Last week I interviewed Joey Vanas, a managing partner of First Friday. (There are five managing partners in total, including Tony Hsieh, but Vanas is the one with his boots most often on the ground, so to speak.) We talked about the future of First Friday, which is unlimited, and the profitability of First Friday, which is nonexistent.
Near the end of the interview, I asked him to address the parking complaints. The alleged lack of parking for First Friday—and for downtown Las Vegas in general—is a huge sticking point for FF haters: “I’d go down there if there were any parking.” Vanas is a chill guy; to paraphrase Vonnegut, he glows like a bass drum with a light bulb inside. But the parking question shook his cool.
“Here’s the big secret: there’s not a lack of parking,” he said, mouth firmly set. “You live downtown; you know this. Other people live downtown; they know this. To be candid, I’m just sick of reading all these dumb articles about, ‘There’s no parking, and it’s the biggest challenge downtown.’ If that’s all we want to talk about, people aren’t going to come, because it’s just going to scare them off.
“I’ve been to a lot of big cities all over the world, and this is the easiest one to park in,” he continued. “Go park in New York, Boston, Seattle or Los Angeles.”
I nodded vigorous agreement. Parking in Seattle is a fucking Herculean endeavor. After two years of trying to find a parking spot on Capitol Hill on Friday and Saturday night, circling and re-circling the same five blocks for nearly an hour, I simply sold my car and got on a bus—and there I stayed.
“There’s not a shortage of parking,” Vanas continued. “We have tons of spots. We run five free shuttles every single First Friday. We have two open-top buses that carry 70 people at a time going back and forth to the Government Center, which is three miles away. You could walk that if you wanted to. There’s unused parking spaces every single First Friday. Just go to the (Clark County) Government Center, park and hop on a shuttle. It’s free parking; it’s free shuttle service. I don’t know of any downtown event that does that.
“There are two shuttles that run back and forth between Fremont East to the Get Back Alley location,” he continued. And there’s the Stewart parking garage on Las Vegas Boulevard and Stewart, with 600 spots. About 50 of them get used. And they’re just a half a block, two blocks away.”
I bring this up for two reasons. One is that Vanas really does seem bothered by this “no parking” thing, and he’s a really nice guy and I want to do him the favor of getting the truth out there. The other reason is because something that I actually heard at the last First Friday.
My friend and I had just finished dinner on Fremont East, and we needed to get to Blackbird Studios at Commerce Street and Utah Avenue.

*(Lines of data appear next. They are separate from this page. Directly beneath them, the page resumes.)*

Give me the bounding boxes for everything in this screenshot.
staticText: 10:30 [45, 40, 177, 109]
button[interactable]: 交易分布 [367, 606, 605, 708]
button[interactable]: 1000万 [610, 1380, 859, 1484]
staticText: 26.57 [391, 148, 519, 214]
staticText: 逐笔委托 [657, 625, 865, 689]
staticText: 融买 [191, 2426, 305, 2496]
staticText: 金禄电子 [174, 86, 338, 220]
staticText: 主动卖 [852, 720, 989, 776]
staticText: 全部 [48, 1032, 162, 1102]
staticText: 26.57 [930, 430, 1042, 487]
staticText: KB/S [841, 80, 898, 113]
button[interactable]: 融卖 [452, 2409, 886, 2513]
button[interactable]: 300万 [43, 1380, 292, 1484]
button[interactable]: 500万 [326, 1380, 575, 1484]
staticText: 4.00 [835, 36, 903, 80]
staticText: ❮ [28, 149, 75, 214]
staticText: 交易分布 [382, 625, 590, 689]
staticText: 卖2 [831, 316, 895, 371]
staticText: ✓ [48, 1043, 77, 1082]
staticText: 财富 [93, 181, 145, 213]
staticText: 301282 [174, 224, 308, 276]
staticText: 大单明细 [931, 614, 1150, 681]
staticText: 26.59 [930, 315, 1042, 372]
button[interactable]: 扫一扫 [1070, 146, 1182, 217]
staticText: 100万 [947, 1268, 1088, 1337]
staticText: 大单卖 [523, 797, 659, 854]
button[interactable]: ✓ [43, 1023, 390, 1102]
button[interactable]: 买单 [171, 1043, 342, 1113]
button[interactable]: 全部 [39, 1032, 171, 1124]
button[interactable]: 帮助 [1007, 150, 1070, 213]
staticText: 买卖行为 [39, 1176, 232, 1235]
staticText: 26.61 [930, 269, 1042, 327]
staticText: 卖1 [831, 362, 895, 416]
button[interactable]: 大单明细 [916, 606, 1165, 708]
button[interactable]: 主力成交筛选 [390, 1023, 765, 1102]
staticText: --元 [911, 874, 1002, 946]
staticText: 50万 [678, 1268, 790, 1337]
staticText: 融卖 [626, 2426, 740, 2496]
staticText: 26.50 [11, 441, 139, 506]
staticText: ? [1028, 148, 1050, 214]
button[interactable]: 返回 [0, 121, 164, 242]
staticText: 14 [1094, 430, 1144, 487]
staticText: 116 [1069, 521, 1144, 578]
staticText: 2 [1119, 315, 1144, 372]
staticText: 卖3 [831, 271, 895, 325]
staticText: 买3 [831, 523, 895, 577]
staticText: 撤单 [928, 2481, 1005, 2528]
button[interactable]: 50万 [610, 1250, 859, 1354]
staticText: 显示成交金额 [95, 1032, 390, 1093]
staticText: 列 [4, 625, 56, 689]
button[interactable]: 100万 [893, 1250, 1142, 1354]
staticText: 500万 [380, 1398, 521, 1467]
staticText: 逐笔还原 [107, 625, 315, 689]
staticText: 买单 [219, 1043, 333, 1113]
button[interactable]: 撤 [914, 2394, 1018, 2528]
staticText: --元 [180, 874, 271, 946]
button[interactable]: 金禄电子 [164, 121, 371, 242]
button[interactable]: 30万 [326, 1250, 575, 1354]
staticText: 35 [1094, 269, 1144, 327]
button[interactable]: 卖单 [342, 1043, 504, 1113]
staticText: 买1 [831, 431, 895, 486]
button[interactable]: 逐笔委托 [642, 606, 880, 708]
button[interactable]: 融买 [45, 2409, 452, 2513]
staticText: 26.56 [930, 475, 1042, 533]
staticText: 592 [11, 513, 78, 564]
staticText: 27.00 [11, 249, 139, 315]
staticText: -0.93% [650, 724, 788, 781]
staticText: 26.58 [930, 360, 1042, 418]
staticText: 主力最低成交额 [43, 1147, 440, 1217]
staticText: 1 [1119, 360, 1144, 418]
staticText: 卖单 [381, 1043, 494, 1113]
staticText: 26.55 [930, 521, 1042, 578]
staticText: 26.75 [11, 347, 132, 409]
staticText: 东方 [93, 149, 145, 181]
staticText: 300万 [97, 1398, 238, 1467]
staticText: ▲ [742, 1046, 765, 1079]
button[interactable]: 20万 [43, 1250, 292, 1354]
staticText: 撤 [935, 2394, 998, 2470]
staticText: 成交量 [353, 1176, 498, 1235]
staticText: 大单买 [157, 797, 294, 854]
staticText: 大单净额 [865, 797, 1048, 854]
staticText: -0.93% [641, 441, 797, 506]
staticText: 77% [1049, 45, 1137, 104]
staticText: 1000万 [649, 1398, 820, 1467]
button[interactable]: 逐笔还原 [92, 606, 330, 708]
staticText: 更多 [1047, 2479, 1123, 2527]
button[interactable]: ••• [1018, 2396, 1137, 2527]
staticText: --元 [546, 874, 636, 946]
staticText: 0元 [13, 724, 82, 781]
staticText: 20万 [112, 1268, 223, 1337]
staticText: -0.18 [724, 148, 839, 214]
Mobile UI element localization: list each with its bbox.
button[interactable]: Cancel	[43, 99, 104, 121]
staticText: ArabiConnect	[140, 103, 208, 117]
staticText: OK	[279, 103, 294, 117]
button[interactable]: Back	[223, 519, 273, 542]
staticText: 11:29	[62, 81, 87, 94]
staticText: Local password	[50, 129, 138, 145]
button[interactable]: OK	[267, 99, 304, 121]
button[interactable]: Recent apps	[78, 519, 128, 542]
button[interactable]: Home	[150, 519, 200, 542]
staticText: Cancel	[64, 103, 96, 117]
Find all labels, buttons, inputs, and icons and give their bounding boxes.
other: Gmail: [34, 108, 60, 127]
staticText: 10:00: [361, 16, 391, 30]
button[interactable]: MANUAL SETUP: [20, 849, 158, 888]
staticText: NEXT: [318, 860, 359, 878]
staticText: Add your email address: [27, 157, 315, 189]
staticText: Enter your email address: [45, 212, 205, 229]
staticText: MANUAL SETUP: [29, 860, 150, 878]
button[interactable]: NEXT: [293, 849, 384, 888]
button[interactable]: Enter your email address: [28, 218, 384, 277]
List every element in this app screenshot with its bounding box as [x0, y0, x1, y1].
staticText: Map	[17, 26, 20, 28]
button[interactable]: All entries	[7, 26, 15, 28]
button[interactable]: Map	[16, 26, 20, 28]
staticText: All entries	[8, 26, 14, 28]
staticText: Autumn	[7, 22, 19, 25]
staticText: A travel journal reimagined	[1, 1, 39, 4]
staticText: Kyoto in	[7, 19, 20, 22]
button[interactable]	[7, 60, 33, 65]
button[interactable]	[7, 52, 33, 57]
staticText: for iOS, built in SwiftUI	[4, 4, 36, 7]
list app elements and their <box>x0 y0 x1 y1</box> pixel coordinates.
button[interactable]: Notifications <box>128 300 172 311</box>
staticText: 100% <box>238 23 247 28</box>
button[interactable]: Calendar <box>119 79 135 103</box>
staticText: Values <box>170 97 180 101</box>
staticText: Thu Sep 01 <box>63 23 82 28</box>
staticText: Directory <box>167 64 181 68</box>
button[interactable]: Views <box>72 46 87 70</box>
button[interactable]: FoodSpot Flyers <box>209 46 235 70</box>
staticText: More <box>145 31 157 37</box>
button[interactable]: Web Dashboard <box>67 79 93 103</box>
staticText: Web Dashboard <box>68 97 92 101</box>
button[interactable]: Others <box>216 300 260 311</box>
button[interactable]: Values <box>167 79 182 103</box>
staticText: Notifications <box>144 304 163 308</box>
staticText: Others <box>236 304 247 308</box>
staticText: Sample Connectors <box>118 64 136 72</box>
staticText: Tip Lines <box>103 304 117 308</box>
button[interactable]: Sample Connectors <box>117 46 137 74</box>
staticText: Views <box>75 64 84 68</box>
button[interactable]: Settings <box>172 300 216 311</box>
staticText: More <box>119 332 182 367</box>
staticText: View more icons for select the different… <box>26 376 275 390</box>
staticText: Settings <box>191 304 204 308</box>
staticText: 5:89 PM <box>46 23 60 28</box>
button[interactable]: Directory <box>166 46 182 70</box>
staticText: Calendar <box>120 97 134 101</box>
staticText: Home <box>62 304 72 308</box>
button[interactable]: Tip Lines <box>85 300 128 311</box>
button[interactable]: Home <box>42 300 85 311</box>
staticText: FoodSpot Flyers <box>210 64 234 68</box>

She began to lament the parking situation —“Hope we can find a spot over there”— and I suggested the open-top tour bus shuttle, which was actually stopped not 20 feet away at the entrance to the Get Back Alley. It was empty.
My friend shook her head. “I’ve never gotten on a bus in this town, and I never will.”
Now, her reasons for not wanting to take a bus here are her own and I’m not about to criticize her for them, especially because she has a really nice car, and the piousness of my no-car quest notwithstanding, I’m not above accepting the occasional ride. But she’s far from alone. There are thousands upon thousands of Las Vegas who consider themselves true urbanites,
people who speak feeling of their desire to live in “a real city”—but they’ve never taken public transportation and they never will, because why would they? Why take a bus when you have a car?
That’s easy: because there’s not a parking spot open in front of the Blackbird, and the lot at the Artfice is full. It’s not a city-design problem; it’s yours, and those of your friends, every one of whom drove their own car. Just get on the bus and nobody gets hurt.
Most Las Vegans would rather drive a mile than walk a foot. And until now, they haven’t had to walk anywhere, or to consider a transportation option other than their car. First Friday confounds them: Where’s the valet? Why don’t they just hold this thing in a casino? And it’s a real shame, because First Friday could provide a valuable lesson in getting around Las Vegas car-free for those willing to accept it.
Just try it. Park at the Government Center and hop a free bus. Or, if you live on the west side, park at the Westcliff Transit Center at Westcliff Drive and Durango Drive and take the Westcliff Airport Express; the schedule is here. And don’t think of it as a capitulation or a surrender; think of it as part of the experience of living in a city, because it is.
You may feel a sense of disconnect the first time you try it. You’ll worry about the safety of your car, even though it has just as much chance of being robbed or vandalized with you only a half-block away. But then another feeling will take over: a kind of abandon. You don’t have to re-park that thing. You don’t have to battle traffic. And if you take the bus from home and a cab back, you don’t even have to watch your booze intake.
And it can all begin on a nice, clean tour bus. Shit, if all of RTC’s buses were as nice as the open-tops being used for First Friday, I’d be positively ecstatic at the idea of hopping one. You could try this for your own sake—or you could do it for Joey Vanas, who would like to see this matter closed.
“If you have a car, then you just need to check out the First Friday website. It has a giant button that says, ‘Parking.’ It’s the biggest thing on there,” he says.